In one of my alternate lives, probably the same one in which I work as a chef-instructor teaching underprivileged youth how to establish and cook with things grown from community gardens, my holidays are magical perfection.
The tree sparkles (our tree skirt has a burn-mark in it from the year one of the bulbs got caught between it and the last quilt my mother made for us)
The house is redolent of pine and cedar (ours smells a lot like furry critters, all but one of whom is either an adopted rescue or a stray who found us)
Decorations are carefully hand-crafted from home-loomed wooly bits and pine cones gathered from our yard (we still have a lot of the cheap ornaments we bought our first Christmas together, when we were flat broke and neither of us had so much as a string of lights)
The perfect gift waits, beautifully wrapped under that sparkling tree (I'm a terrible shopper, just ask my spouse who, one year, received a rubber Richard Nixon shower-head cover, and for whom I am STILL trying to finish crocheting a lumpy, uneven scarf. I also can't wrap worth a darn which means that it must be elves who come in during the night and put my askew bows to rights)
I send cards with pictures of my child beautifully posed, his hair combed neatly, his clothes matching (one year, we sent cards with a picture of him holding his shirt up to show us that he'd drawn a ginormous smiley face on his belly. With a green Sharpie.)
Plates of beautifully hand-crafted cookies decorate the table (every year, I make a recipe from CDs grandmother. She lived to the age of 102, and somehow I was the recipient of a recipe that has been handed down for multiple generations. Once the very soft, very sticky dough is mixed, it has to sit in the refrigerator for 2 weeks before I can carefully roll it out on her old cookie board, and cut them out with the even older baking soda tin that she used for all of the decades that she was the designated cookie maker. Every year, I kvetch throughout the process)
Everything in the world glows during this season in that alternate life (one more extension cord and all of the front-yard lights should be good)
But in this life? Well. It would seem that I am imperfect. My holiday visions fall flat, go awry, make me sad, tired, angry, and stressed out. What I want and what I end up with are never the same; the results never quite good enough. And now I wonder, for whom?

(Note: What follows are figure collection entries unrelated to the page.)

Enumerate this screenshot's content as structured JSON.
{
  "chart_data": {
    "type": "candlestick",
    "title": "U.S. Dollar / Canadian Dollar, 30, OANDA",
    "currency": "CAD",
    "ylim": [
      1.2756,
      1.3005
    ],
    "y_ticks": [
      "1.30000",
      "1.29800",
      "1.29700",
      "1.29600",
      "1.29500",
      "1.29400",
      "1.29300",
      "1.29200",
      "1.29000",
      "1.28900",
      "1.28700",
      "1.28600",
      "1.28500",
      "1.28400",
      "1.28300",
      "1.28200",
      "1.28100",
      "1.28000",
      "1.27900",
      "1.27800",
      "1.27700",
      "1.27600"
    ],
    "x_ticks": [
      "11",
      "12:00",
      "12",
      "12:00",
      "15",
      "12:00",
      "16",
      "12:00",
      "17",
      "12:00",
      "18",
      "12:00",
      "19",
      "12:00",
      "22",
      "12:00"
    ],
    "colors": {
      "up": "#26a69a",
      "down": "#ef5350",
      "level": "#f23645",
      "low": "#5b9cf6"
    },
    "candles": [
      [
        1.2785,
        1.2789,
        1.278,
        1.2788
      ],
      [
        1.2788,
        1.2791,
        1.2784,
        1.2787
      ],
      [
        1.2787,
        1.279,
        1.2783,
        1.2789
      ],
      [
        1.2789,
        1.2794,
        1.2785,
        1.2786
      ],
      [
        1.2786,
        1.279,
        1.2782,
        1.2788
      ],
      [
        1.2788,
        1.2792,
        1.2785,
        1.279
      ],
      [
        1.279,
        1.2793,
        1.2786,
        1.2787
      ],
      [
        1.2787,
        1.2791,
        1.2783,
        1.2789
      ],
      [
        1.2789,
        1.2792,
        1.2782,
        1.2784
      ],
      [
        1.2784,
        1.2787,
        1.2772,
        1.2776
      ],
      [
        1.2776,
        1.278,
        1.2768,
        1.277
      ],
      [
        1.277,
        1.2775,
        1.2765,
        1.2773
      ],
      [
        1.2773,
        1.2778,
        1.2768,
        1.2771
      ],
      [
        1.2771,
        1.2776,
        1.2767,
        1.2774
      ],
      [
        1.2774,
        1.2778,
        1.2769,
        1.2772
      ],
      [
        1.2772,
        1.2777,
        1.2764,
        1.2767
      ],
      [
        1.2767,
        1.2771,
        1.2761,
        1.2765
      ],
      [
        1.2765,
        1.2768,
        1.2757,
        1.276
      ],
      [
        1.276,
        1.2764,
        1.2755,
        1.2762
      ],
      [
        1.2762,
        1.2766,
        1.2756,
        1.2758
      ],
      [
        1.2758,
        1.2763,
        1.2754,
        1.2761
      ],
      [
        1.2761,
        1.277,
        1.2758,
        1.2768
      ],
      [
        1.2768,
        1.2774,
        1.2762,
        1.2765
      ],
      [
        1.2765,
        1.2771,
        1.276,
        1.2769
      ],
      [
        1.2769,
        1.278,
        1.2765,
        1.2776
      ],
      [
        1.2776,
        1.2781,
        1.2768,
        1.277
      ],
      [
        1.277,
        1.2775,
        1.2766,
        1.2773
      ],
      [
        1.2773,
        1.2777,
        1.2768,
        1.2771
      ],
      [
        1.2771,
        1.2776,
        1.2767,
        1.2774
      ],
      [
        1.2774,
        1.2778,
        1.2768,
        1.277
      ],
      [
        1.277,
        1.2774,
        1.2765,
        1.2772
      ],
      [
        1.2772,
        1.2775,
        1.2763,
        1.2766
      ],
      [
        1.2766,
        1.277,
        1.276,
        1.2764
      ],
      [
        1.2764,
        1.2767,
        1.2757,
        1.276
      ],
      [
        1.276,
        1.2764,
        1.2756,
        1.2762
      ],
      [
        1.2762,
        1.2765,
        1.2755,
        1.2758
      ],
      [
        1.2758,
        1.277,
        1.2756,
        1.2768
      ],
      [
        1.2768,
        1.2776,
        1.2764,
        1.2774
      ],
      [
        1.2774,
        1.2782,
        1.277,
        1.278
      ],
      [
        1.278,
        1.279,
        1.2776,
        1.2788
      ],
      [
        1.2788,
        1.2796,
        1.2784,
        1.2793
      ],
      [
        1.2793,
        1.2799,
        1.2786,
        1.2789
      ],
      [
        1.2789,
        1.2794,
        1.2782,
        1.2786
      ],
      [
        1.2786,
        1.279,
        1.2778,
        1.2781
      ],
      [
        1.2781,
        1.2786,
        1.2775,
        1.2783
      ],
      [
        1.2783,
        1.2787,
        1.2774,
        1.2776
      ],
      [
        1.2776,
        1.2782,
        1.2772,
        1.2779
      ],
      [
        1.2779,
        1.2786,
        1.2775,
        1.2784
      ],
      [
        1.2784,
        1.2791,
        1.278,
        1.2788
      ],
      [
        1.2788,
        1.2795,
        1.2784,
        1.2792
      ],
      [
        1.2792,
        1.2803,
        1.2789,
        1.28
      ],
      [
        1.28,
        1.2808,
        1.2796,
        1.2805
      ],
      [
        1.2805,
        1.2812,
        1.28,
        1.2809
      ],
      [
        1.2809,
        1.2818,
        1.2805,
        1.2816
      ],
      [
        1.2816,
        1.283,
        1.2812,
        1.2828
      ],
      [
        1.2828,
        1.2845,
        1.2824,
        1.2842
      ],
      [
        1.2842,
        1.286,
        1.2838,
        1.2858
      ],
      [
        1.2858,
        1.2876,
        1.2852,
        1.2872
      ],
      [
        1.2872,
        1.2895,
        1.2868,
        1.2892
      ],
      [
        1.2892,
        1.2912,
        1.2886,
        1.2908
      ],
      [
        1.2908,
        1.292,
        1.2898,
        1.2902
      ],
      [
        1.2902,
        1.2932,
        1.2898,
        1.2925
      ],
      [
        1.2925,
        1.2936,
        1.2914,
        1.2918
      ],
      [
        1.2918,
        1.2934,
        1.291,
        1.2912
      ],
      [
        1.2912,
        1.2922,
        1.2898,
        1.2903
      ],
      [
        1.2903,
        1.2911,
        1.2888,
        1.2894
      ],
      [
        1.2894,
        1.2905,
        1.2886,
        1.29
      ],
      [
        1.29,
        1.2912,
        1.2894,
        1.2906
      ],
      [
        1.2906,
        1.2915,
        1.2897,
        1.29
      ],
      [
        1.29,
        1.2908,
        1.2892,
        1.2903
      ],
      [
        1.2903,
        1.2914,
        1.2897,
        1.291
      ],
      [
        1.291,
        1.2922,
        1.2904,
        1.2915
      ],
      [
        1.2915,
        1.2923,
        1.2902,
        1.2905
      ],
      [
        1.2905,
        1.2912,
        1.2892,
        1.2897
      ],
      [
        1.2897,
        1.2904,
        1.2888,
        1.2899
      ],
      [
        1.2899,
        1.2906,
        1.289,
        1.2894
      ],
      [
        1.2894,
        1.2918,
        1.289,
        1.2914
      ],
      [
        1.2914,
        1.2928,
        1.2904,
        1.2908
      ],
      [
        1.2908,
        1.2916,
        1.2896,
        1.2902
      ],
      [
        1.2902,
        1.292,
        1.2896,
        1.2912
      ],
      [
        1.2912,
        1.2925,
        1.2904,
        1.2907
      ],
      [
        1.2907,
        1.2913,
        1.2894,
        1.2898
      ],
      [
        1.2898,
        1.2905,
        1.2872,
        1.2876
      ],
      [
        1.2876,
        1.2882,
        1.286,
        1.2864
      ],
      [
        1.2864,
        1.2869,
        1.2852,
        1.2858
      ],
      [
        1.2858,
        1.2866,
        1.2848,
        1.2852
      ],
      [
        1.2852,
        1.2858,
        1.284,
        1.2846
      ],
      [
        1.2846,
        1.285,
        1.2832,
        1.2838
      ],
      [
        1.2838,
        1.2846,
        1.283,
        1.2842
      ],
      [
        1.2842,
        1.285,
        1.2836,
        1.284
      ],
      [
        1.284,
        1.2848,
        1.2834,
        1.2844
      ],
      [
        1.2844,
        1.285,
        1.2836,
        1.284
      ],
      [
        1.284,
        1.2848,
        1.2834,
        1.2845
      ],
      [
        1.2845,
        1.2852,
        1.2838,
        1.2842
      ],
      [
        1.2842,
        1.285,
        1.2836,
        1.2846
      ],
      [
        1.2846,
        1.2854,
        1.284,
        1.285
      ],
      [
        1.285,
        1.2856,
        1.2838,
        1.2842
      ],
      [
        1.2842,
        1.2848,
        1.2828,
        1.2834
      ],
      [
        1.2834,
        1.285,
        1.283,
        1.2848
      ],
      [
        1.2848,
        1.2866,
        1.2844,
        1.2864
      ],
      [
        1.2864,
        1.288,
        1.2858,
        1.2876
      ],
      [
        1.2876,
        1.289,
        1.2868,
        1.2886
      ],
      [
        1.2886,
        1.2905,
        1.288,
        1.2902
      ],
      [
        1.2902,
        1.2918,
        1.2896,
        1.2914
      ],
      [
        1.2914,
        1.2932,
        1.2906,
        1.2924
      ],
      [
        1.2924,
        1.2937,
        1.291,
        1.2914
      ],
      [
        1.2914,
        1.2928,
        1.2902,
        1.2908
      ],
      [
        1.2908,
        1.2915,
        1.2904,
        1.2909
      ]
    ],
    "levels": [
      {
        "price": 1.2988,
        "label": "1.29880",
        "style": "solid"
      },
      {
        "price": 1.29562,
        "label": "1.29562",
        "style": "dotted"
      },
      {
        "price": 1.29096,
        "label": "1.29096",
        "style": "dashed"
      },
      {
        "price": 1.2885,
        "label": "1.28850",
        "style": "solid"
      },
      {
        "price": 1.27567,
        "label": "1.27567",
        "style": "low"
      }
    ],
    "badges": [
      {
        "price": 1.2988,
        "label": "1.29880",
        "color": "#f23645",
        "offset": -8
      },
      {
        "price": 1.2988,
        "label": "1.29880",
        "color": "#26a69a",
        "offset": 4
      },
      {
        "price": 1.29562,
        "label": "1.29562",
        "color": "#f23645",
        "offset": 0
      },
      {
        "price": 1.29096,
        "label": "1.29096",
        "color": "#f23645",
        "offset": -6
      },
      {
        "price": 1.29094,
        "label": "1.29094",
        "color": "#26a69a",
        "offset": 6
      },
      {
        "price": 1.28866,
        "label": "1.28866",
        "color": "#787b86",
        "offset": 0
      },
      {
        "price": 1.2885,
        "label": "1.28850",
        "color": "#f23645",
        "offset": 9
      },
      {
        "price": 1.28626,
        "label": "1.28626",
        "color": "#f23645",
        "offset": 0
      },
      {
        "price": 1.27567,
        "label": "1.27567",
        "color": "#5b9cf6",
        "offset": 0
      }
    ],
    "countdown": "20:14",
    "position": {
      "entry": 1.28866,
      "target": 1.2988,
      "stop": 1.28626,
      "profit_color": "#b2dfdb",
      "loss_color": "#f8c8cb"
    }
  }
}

They're good enough for my spouse, whose holiday is complete when he tastes the first lebkuchen.
They're good enough for my son, who is happiest when we're cuddled up on the couch watching Christmas movies.
They're good enough for the pets, who have a warm home and plenty to eat.
They're good enough for the friends and family who ask only for a few quiet minutes together to reflect, to laugh, to be content in each other's company.
It seems that I'm the only one unhappy with this arrangement; the only one who can't see perfection in the imperfect, the only one who doesn't understand the concept of good enough.
This, I think, will be my gift to myself this year: the pursuit of imperfection, and a reminder that time spent together is well-spent even when the cookies are burned, the tree is leaning sideways, and there is fur in the corners of our warm and happy rooms.